Unlike the many Chinese cities, Buddhist temples don’t dominate the places of worship in Tianjin. The largest and best-maintained temple is the Grand Mercy Temple (dàbēi chánsì大悲禅寺) beside the Jingang Bridge in the Hebei District. More than 300 years old, it’s been home to some outstanding bronze, stone and wooden statues dating back several hundred years.
The streets in Tianjin tend to be twisty mazes. Once you step off the main boulevard, it’s easy to get lost in the labyrinth of old concession era and Chinese style buildings. The small streets are great for those looking for a cozy hutong adventure through the narrow alleyways. A great way to get about the city’s narrow streets is to rent a bike for the day.
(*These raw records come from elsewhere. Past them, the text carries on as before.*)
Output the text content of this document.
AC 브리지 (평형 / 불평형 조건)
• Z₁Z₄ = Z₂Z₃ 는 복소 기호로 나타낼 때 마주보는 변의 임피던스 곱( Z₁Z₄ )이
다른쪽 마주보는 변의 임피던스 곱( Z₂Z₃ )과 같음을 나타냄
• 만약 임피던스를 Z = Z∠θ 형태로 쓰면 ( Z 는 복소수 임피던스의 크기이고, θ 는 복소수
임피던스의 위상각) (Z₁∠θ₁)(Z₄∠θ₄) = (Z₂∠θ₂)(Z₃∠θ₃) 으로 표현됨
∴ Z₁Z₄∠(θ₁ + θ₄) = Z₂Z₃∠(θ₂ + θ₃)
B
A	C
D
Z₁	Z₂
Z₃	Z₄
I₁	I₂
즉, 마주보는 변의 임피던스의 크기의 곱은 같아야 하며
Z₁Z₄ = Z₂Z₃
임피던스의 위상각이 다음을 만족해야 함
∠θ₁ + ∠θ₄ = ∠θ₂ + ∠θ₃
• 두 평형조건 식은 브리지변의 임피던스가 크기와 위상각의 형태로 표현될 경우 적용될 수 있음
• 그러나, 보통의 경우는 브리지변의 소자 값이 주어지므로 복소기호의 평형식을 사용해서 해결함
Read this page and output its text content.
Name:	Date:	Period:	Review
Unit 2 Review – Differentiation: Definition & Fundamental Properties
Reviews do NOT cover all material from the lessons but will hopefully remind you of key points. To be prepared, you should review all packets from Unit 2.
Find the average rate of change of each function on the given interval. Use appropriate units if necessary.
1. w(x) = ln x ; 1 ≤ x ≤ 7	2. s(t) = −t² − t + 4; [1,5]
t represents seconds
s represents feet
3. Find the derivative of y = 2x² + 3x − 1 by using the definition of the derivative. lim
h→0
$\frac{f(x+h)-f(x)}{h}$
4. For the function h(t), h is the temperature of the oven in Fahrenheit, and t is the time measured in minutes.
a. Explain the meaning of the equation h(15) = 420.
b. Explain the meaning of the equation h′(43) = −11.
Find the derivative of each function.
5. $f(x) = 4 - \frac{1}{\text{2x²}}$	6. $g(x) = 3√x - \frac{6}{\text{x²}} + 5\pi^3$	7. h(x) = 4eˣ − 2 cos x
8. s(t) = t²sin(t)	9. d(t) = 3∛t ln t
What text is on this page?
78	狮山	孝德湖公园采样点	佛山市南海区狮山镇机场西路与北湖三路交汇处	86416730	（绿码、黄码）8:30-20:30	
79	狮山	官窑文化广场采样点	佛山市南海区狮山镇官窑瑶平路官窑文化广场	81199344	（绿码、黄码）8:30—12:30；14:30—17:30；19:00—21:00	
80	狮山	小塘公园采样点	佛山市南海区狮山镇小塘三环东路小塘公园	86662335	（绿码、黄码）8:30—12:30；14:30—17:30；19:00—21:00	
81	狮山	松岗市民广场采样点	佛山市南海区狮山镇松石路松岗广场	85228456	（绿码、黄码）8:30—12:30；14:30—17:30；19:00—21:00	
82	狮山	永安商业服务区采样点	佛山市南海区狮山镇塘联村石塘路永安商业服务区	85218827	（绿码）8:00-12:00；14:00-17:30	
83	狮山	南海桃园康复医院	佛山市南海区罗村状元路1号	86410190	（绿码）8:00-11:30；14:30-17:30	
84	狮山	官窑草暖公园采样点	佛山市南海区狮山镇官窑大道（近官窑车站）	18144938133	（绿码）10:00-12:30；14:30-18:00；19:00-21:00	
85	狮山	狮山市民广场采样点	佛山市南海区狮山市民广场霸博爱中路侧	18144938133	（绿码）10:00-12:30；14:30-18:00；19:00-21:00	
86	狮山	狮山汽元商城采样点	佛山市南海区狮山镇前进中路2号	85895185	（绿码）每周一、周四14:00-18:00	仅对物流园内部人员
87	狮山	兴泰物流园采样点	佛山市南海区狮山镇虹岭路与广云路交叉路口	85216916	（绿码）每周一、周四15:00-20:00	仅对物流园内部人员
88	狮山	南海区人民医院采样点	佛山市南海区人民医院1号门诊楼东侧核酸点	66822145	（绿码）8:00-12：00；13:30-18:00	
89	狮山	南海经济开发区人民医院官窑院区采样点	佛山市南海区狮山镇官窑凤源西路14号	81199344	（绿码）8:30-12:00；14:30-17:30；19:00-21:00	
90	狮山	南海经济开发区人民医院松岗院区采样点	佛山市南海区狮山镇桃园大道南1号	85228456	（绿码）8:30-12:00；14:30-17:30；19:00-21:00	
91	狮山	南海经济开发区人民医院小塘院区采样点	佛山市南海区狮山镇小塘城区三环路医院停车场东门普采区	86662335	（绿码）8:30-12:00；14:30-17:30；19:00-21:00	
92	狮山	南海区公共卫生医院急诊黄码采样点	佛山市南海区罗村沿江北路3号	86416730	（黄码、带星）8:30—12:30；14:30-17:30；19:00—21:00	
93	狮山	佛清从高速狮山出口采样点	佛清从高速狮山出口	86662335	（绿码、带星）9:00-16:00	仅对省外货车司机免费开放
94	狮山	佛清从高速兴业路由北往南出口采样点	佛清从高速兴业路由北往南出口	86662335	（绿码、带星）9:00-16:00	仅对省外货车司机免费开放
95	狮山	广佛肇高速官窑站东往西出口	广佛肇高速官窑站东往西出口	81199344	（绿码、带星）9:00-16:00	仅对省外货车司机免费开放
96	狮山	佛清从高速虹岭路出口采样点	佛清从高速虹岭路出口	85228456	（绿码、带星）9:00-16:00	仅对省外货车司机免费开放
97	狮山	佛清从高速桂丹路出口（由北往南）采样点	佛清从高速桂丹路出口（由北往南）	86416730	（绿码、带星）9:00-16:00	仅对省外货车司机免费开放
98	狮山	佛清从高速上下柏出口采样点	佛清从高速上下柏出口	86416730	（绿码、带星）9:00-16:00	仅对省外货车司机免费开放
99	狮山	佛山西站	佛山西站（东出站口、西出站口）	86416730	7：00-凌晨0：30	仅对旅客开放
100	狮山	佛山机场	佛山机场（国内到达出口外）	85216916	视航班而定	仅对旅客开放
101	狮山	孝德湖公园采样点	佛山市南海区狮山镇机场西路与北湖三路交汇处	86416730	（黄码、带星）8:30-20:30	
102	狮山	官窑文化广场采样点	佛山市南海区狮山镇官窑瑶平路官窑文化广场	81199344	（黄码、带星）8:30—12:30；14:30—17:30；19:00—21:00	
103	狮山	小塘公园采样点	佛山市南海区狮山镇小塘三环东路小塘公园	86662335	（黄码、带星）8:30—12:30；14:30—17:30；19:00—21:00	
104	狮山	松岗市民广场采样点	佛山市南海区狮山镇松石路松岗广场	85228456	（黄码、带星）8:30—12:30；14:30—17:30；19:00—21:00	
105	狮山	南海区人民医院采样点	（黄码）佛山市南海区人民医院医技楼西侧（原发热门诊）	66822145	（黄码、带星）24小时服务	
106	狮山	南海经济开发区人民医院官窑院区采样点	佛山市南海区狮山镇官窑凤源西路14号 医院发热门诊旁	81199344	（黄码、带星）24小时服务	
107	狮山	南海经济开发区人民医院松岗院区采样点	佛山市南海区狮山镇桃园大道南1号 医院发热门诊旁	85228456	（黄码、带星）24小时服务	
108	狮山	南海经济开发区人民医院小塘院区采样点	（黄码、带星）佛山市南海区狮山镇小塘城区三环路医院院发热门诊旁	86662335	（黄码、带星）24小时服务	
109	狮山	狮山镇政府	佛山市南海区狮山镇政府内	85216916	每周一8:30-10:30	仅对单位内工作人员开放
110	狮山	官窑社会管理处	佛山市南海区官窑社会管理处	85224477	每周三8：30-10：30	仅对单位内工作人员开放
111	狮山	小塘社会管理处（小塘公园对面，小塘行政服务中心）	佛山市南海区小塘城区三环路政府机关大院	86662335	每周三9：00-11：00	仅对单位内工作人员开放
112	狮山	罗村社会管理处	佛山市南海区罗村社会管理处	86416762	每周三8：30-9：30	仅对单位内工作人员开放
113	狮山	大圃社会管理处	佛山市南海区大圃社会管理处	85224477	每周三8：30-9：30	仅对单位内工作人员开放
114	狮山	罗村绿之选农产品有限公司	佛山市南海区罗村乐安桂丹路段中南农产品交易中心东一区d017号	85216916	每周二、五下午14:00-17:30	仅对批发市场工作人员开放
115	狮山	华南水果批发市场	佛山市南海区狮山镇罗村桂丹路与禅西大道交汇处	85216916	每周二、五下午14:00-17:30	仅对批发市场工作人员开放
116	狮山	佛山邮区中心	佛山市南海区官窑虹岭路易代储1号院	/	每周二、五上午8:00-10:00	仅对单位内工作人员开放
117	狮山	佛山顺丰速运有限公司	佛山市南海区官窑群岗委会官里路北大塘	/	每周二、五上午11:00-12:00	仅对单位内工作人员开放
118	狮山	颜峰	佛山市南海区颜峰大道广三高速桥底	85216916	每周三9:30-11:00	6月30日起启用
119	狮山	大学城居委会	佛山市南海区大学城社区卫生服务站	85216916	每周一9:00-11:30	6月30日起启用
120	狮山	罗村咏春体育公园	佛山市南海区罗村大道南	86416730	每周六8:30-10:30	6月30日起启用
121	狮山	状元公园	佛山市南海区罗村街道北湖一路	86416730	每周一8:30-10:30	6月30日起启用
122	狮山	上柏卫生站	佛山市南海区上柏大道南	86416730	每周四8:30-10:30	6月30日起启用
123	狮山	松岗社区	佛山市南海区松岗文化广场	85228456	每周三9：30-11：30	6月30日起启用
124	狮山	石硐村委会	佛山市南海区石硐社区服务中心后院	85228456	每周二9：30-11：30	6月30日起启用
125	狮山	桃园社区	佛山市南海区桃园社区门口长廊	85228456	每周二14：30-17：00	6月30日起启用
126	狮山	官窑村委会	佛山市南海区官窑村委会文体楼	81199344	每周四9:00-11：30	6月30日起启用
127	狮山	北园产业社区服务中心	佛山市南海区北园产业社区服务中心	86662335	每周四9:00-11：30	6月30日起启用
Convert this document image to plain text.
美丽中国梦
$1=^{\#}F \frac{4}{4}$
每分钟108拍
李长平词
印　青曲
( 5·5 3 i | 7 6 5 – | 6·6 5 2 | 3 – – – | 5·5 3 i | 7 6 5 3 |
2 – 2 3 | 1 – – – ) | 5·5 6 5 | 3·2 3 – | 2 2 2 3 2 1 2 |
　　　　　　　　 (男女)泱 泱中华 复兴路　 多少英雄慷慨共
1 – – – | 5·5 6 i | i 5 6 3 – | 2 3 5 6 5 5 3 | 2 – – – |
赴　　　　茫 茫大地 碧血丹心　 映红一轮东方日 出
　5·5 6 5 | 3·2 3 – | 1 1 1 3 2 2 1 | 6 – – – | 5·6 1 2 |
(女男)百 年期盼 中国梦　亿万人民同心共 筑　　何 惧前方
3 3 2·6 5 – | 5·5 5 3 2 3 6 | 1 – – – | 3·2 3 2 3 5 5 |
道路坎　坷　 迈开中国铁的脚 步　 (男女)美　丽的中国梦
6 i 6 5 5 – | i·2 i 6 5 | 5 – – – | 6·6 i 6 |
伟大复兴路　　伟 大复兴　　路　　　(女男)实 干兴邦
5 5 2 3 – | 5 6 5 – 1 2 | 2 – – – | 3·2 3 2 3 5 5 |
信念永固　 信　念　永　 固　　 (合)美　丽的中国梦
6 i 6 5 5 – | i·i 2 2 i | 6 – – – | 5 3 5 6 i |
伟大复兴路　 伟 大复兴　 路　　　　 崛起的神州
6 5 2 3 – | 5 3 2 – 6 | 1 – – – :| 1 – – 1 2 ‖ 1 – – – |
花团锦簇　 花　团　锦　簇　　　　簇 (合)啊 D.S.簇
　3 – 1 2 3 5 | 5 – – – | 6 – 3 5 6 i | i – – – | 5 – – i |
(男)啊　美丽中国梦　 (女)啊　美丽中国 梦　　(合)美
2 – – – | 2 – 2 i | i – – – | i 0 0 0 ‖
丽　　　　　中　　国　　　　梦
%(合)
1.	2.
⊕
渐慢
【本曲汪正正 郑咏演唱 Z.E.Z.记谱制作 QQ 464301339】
Although Tianjin has over a century of western influence, the city has produced some of China’s best folk artists. The Old Culture Street (gǔwénhuà jiē古文化街), a reconstructed antique marketplace in the Nankai District, is a good place to scour for traditional Chinese art and souvenirs. Most of the items here, knick-knacks like meditation balls, stone seals and jade (or faux-jade) jewelry are aimed directly for tourists. There’s also a marvelous array of less common items such as traditional kites and clay figurines of mythological figures and opera characters available at many shops. These figurines (ní rén泥人) are famous in Tianjin, especially those made by the Zhang family. Unlike the colorful clay figures from other parts of China, the works by the Zhangs are a reflection on life, the eyes of these small mud men figurines express sorrow, happiness, joy and frustration. The Zhang’s and other shops selling these figurines can be found on the Old Culture Street.
During the Spring Festival (Chinese New Year), the marketplace is clogged with vendors selling paintings and calligraphy that are hung on doorways and windows for good luck in the New Year. A handful of shops sell these decorations all year around and they make for interesting gifts. During Spring Festival, the whole city is kitted out in red, whole windows are plastered with red paper cuttings (jiǎn zhǐ 剪纸) of flowers and good luck symbols. The normal grey drab of northern Chinese cities suddenly turns scarlet red as any available piece of frontage is pasted with these festive decorations.
People in Tianjin are also known as great talkers; they can yak on and on, which also makes them great arguers. Many of China’s most famous cross-talkers, comedians who give hilarious pun-filled monologues and dialogues hail from Tianjin. Even if you’re not fluent in Chinese, just observing the animated conversations of the locals will convince you that they’ve been given the gift of gab.